Carlson Jim, Tomkowiak John, Knott Patrick
Rosalind Franklin University of Medicine and Science, North Chicago, IL 60064, USA.
J Physician Assist Educ. 2010;21(2):7-14. doi: 10.1097/01367895-201021020-00002.
this study explored the reliability of two simple standard-setting methods that are used to set passing standards for a standardized patient (SP) exam in physician assistant (PA) education.
fifty-four second-year PA students participated in a multistation SP-based clinical skills exam. Cut scores were set using the Angoff and Borderline Group methods. A panel of PA faculty set cut scores using the Angoff method. A modified version of the Borderline Group method set cut scores using SP global ratings verified by faculty review. Inter-rater reliability between judges was evaluated using kappa coefficient (k) for the Angoff method and intraclass correlation coefficient (ICC) for the Borderline Group method.

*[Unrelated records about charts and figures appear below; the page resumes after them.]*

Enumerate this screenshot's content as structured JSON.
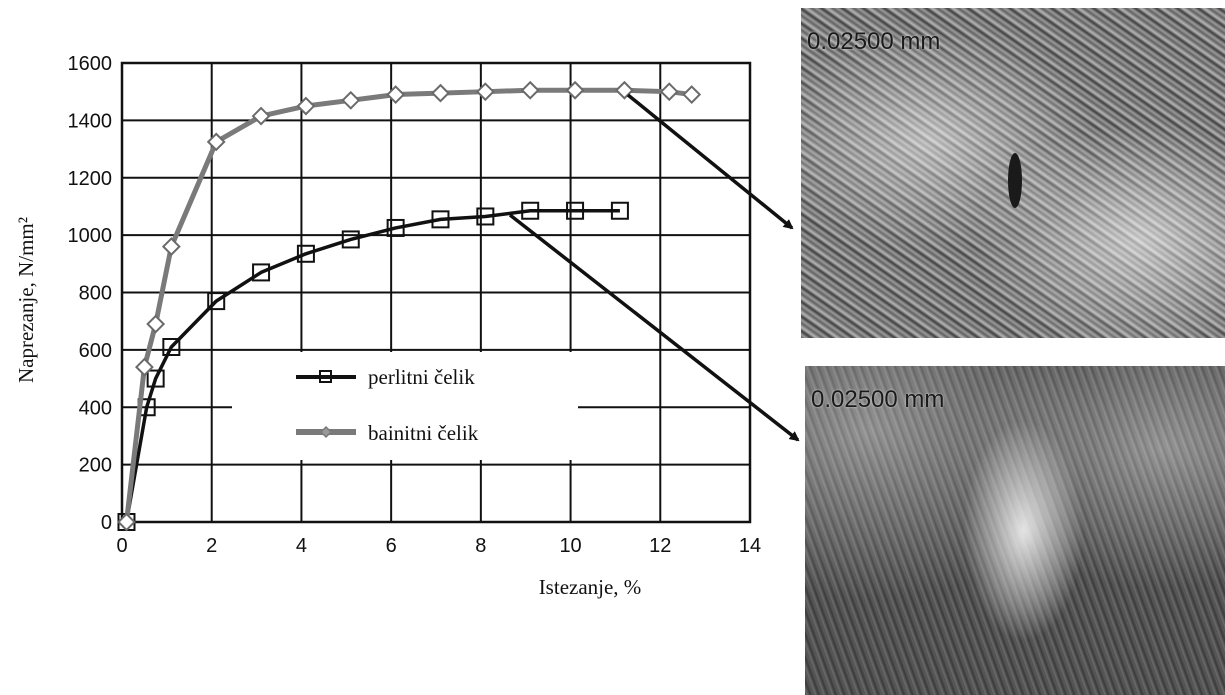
{
  "chart_data": {
    "type": "line",
    "xlabel": "Istezanje, %",
    "ylabel": "Naprezanje, N/mm²",
    "xlim": [
      0,
      14
    ],
    "ylim": [
      0,
      1600
    ],
    "xticks": [
      0,
      2,
      4,
      6,
      8,
      10,
      12,
      14
    ],
    "yticks": [
      0,
      200,
      400,
      600,
      800,
      1000,
      1200,
      1400,
      1600
    ],
    "grid": true,
    "legend_position": "center-left",
    "series": [
      {
        "name": "perlitni čelik",
        "color": "#111111",
        "marker": "square",
        "x": [
          0.1,
          0.55,
          0.75,
          1.1,
          2.1,
          3.1,
          4.1,
          5.1,
          6.1,
          7.1,
          8.1,
          9.1,
          10.1,
          11.1
        ],
        "y": [
          0,
          400,
          500,
          610,
          770,
          870,
          935,
          985,
          1025,
          1055,
          1065,
          1085,
          1085,
          1085
        ]
      },
      {
        "name": "bainitni čelik",
        "color": "#7a7a7a",
        "marker": "diamond",
        "x": [
          0.1,
          0.5,
          0.75,
          1.1,
          2.1,
          3.1,
          4.1,
          5.1,
          6.1,
          7.1,
          8.1,
          9.1,
          10.1,
          11.2,
          12.2,
          12.7
        ],
        "y": [
          0,
          540,
          690,
          960,
          1325,
          1415,
          1450,
          1470,
          1490,
          1495,
          1500,
          1505,
          1505,
          1505,
          1500,
          1490
        ]
      }
    ]
  },
  "micrographs": [
    {
      "scale_label": "0.02500 mm"
    },
    {
      "scale_label": "0.02500 mm"
    }
  ]
}
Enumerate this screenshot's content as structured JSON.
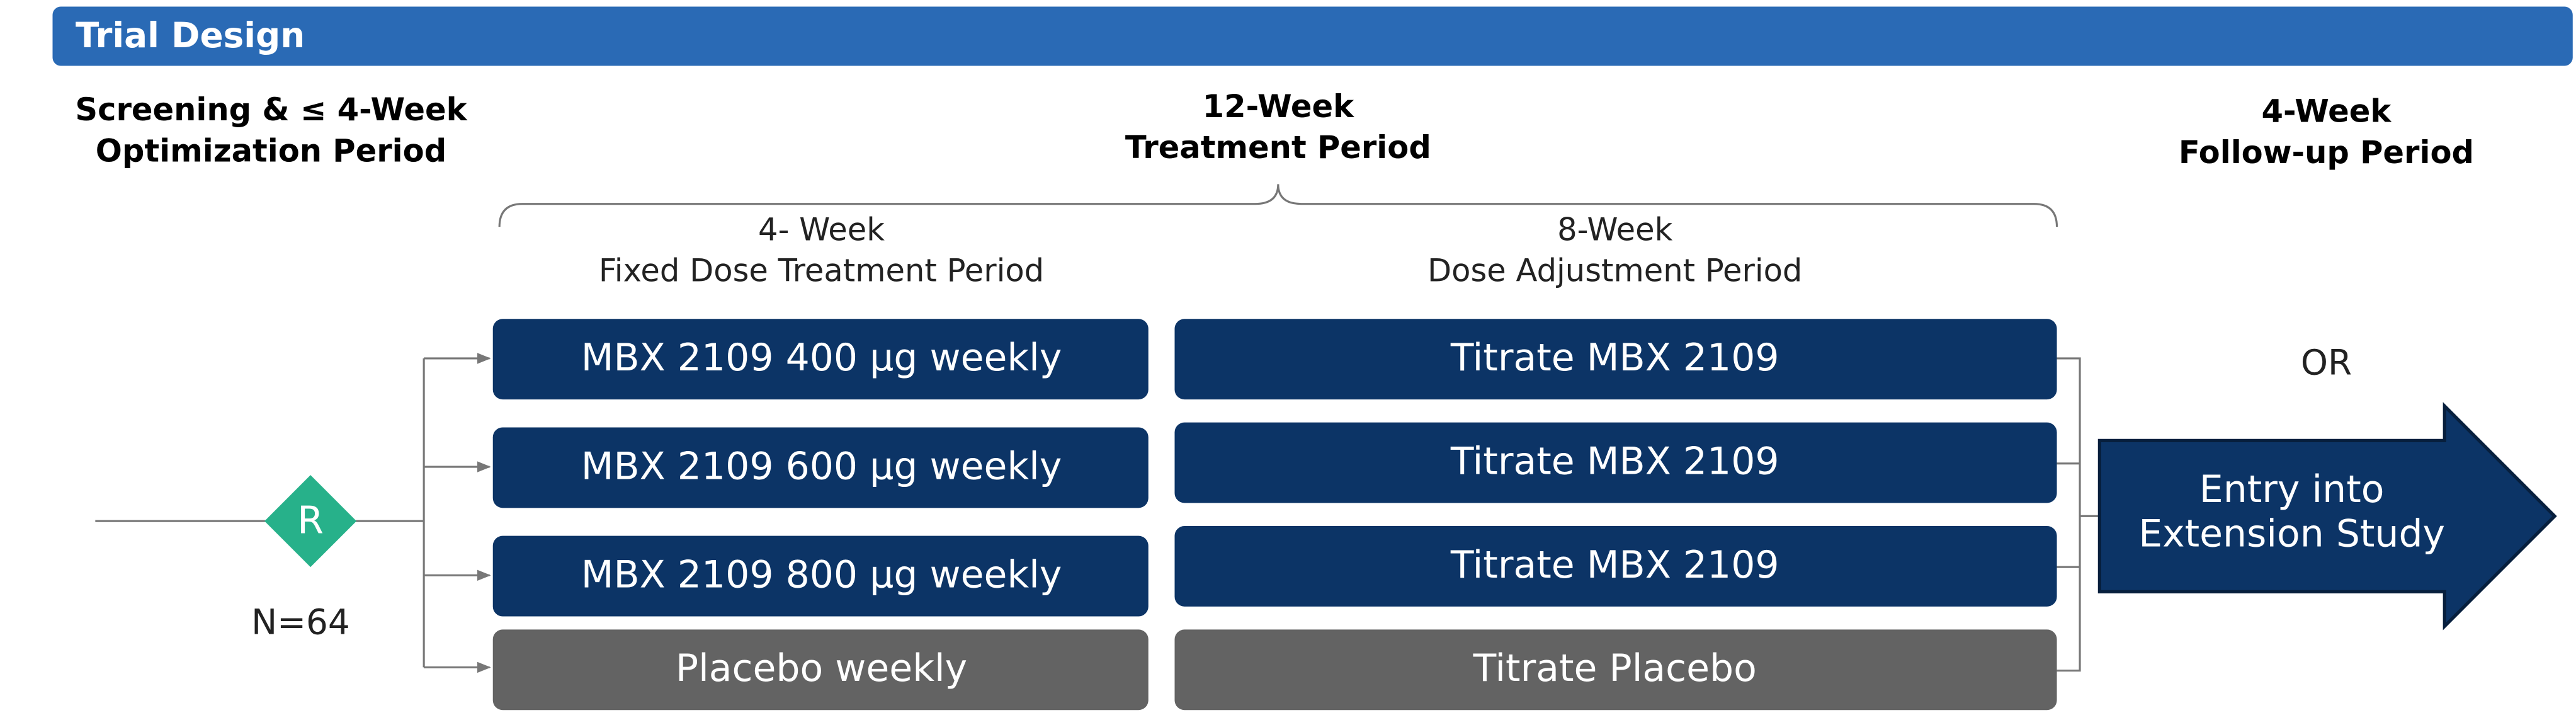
{
  "header": {
    "title": "Trial Design"
  },
  "screening": {
    "lines": [
      "Screening & ≤ 4-Week",
      "Optimization Period"
    ]
  },
  "treatment": {
    "lines": [
      "12-Week",
      "Treatment Period"
    ],
    "fixed_period": {
      "lines": [
        "4- Week",
        "Fixed Dose Treatment Period"
      ]
    },
    "adjustment_period": {
      "lines": [
        "8-Week",
        "Dose Adjustment Period"
      ]
    }
  },
  "followup": {
    "lines": [
      "4-Week",
      "Follow-up Period"
    ],
    "or": "OR",
    "extension": [
      "Entry into",
      "Extension Study"
    ]
  },
  "randomization": {
    "label": "R",
    "n": "N=64"
  },
  "arms": [
    {
      "fixed": "MBX 2109 400 µg weekly",
      "adjustment": "Titrate MBX 2109"
    },
    {
      "fixed": "MBX 2109 600 µg weekly",
      "adjustment": "Titrate MBX 2109"
    },
    {
      "fixed": "MBX 2109 800 µg weekly",
      "adjustment": "Titrate MBX 2109"
    },
    {
      "fixed": "Placebo weekly",
      "adjustment": "Titrate Placebo"
    }
  ]
}
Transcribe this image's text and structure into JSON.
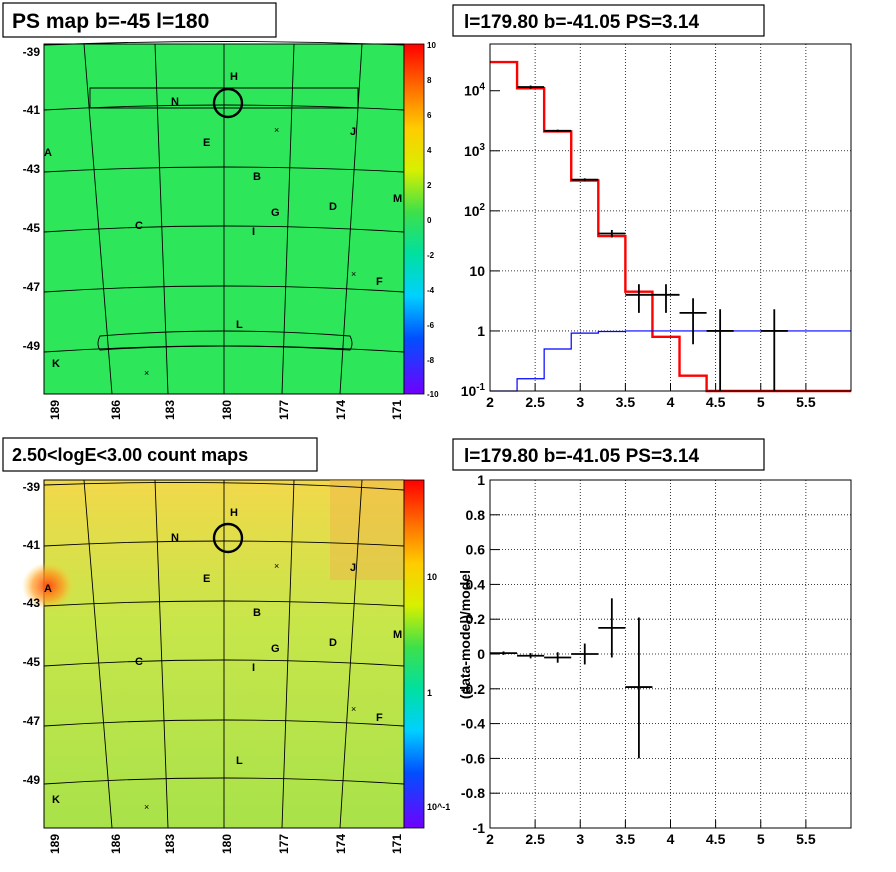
{
  "panels": {
    "ps_map_title": "PS map b=-45 l=180",
    "count_map_title": "2.50<logE<3.00 count maps",
    "spectrum_title": "l=179.80 b=-41.05 PS=3.14",
    "residual_title": "l=179.80 b=-41.05 PS=3.14"
  },
  "maps": {
    "y_ticks": [
      "-39",
      "-41",
      "-43",
      "-45",
      "-47",
      "-49"
    ],
    "x_ticks": [
      "189",
      "186",
      "183",
      "180",
      "177",
      "174",
      "171"
    ],
    "source_labels": [
      "H",
      "N",
      "E",
      "J",
      "A",
      "B",
      "G",
      "D",
      "M",
      "C",
      "I",
      "F",
      "L",
      "K"
    ],
    "ps_colorbar_ticks": [
      "10",
      "8",
      "6",
      "4",
      "2",
      "0",
      "-2",
      "-4",
      "-6",
      "-8",
      "-10"
    ],
    "count_colorbar_ticks": [
      "10",
      "1",
      "10^-1"
    ],
    "colors": {
      "ps_background": "#2ee65a",
      "count_background": "#b8e84a",
      "hot_spot": "#ff5a1a",
      "grid": "#000000"
    }
  },
  "chart_data": [
    {
      "type": "line",
      "title": "l=179.80 b=-41.05 PS=3.14",
      "xlabel": "",
      "ylabel": "",
      "log_y": true,
      "xlim": [
        2.0,
        6.0
      ],
      "ylim": [
        0.1,
        60000
      ],
      "x_ticks": [
        "2",
        "2.5",
        "3",
        "3.5",
        "4",
        "4.5",
        "5",
        "5.5"
      ],
      "y_ticks": [
        "10^-1",
        "1",
        "10",
        "10^2",
        "10^3",
        "10^4"
      ],
      "grid": true,
      "series": [
        {
          "color": "#ff0000",
          "style": "step",
          "edges": [
            2.0,
            2.3,
            2.6,
            2.9,
            3.2,
            3.5,
            3.8,
            4.1,
            4.4,
            6.0
          ],
          "values": [
            30000,
            11000,
            2100,
            320,
            38,
            4.5,
            0.8,
            0.18,
            0.1
          ]
        },
        {
          "color": "#0000ff",
          "style": "step",
          "edges": [
            2.0,
            2.3,
            2.6,
            2.9,
            3.2,
            3.5,
            3.8,
            6.0
          ],
          "values": [
            0.1,
            0.16,
            0.5,
            0.92,
            0.98,
            1.0,
            1.0
          ]
        },
        {
          "color": "#000000",
          "style": "errorbar",
          "points": [
            {
              "x": 2.45,
              "y": 11500,
              "xerr": 0.15,
              "ylo": 10800,
              "yhi": 12200
            },
            {
              "x": 2.75,
              "y": 2150,
              "xerr": 0.15,
              "ylo": 2050,
              "yhi": 2250
            },
            {
              "x": 3.05,
              "y": 330,
              "xerr": 0.15,
              "ylo": 312,
              "yhi": 348
            },
            {
              "x": 3.35,
              "y": 42,
              "xerr": 0.15,
              "ylo": 36,
              "yhi": 48
            },
            {
              "x": 3.65,
              "y": 4,
              "xerr": 0.15,
              "ylo": 2,
              "yhi": 6
            },
            {
              "x": 3.95,
              "y": 4,
              "xerr": 0.15,
              "ylo": 2,
              "yhi": 6
            },
            {
              "x": 4.25,
              "y": 2,
              "xerr": 0.15,
              "ylo": 0.6,
              "yhi": 3.5
            },
            {
              "x": 4.55,
              "y": 1,
              "xerr": 0.15,
              "ylo": 0.1,
              "yhi": 2.3
            },
            {
              "x": 5.15,
              "y": 1,
              "xerr": 0.15,
              "ylo": 0.1,
              "yhi": 2.3
            }
          ]
        }
      ]
    },
    {
      "type": "scatter",
      "title": "l=179.80 b=-41.05 PS=3.14",
      "xlabel": "",
      "ylabel": "(data-model)/model",
      "xlim": [
        2.0,
        6.0
      ],
      "ylim": [
        -1.0,
        1.0
      ],
      "x_ticks": [
        "2",
        "2.5",
        "3",
        "3.5",
        "4",
        "4.5",
        "5",
        "5.5"
      ],
      "y_ticks": [
        "-1",
        "-0.8",
        "-0.6",
        "-0.4",
        "-0.2",
        "0",
        "0.2",
        "0.4",
        "0.6",
        "0.8",
        "1"
      ],
      "grid": true,
      "series": [
        {
          "color": "#000000",
          "style": "errorbar",
          "points": [
            {
              "x": 2.15,
              "y": 0.005,
              "xerr": 0.15,
              "ylo": -0.005,
              "yhi": 0.015
            },
            {
              "x": 2.45,
              "y": -0.01,
              "xerr": 0.15,
              "ylo": -0.025,
              "yhi": 0.005
            },
            {
              "x": 2.75,
              "y": -0.02,
              "xerr": 0.15,
              "ylo": -0.05,
              "yhi": 0.01
            },
            {
              "x": 3.05,
              "y": 0.0,
              "xerr": 0.15,
              "ylo": -0.06,
              "yhi": 0.06
            },
            {
              "x": 3.35,
              "y": 0.15,
              "xerr": 0.15,
              "ylo": -0.02,
              "yhi": 0.32
            },
            {
              "x": 3.65,
              "y": -0.19,
              "xerr": 0.15,
              "ylo": -0.6,
              "yhi": 0.21
            }
          ]
        }
      ]
    }
  ]
}
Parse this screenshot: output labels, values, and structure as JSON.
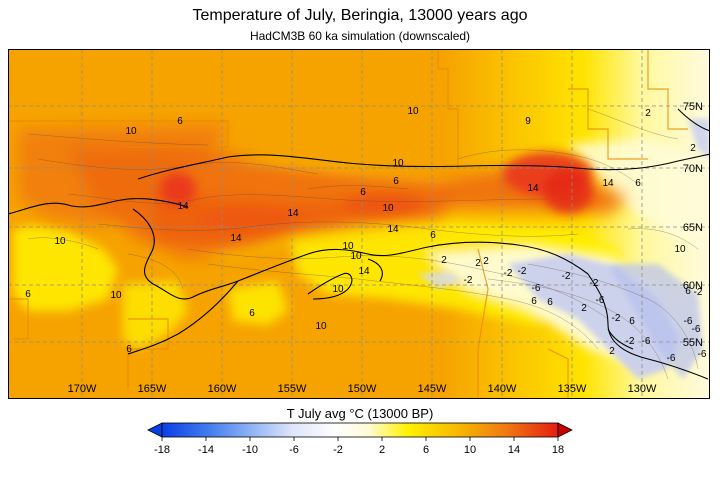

the Borderline Group method set an overall cut score for the exam of 76% (95% CI +/- 5) and the Angoff method set a cut score at 62% (95% CI +/- 9). Both methods demonstrated sufficient inter-rater reliability (k 0.60, ICC > 0.70; both significant at p < 0.05), although one case (preop history and physical) demonstrated poor inter-rater reliability between judges using the Borderline Group method.
the Borderline Group method offered a slightly more reliable cut score when compared to the standard set by the Angoff method, but was more challenging to implement. In addition, one case demonstrated poor inter-rater reliability with the Borderline Group method. Using SPs to complete global borderline ratings offers one solution to make the Borderline Group method more feasibile, but requires a high degree of initial rater calibration and periodic measures of interrater reliability between faculty and SPs.
本研究探讨了两种简单的标准设定方法在医师助理(PA)教育中用于设定标准化病人(SP)考试及格标准的可靠性。
54名PA二年级学生参加了基于多站SP的临床技能考试。使用安格夫法和临界组法设定及格分数。一组PA教员使用安格夫法设定及格分数。临界组法的一个修改版本使用经教员审核验证的SP整体评分来设定及格分数。使用卡帕系数(k)评估安格夫法中评判者间的可靠性,使用组内相关系数(ICC)评估临界组法中评判者间的可靠性。
临界组法为该考试设定的总体及格分数为76%(95%可信区间±5),安格夫法设定的及格分数为62%(95%可信区间±9)。两种方法均显示出足够的评判者间可靠性(k = 0.60,ICC > 0.70;两者在p < 0.05时均具有显著性),尽管有一个案例(术前病史和体格检查)在使用临界组法时评判者间可靠性较差。
与安格夫法设定的标准相比,临界组法提供的及格分数可靠性略高,但实施起来更具挑战性。此外,有一个案例显示临界组法的评判者间可靠性较差。使用SP完成整体临界评分提供了一种使临界组法更可行的解决方案,但需要高度的初始评分者校准以及定期测量教员与SP之间的评判者间可靠性。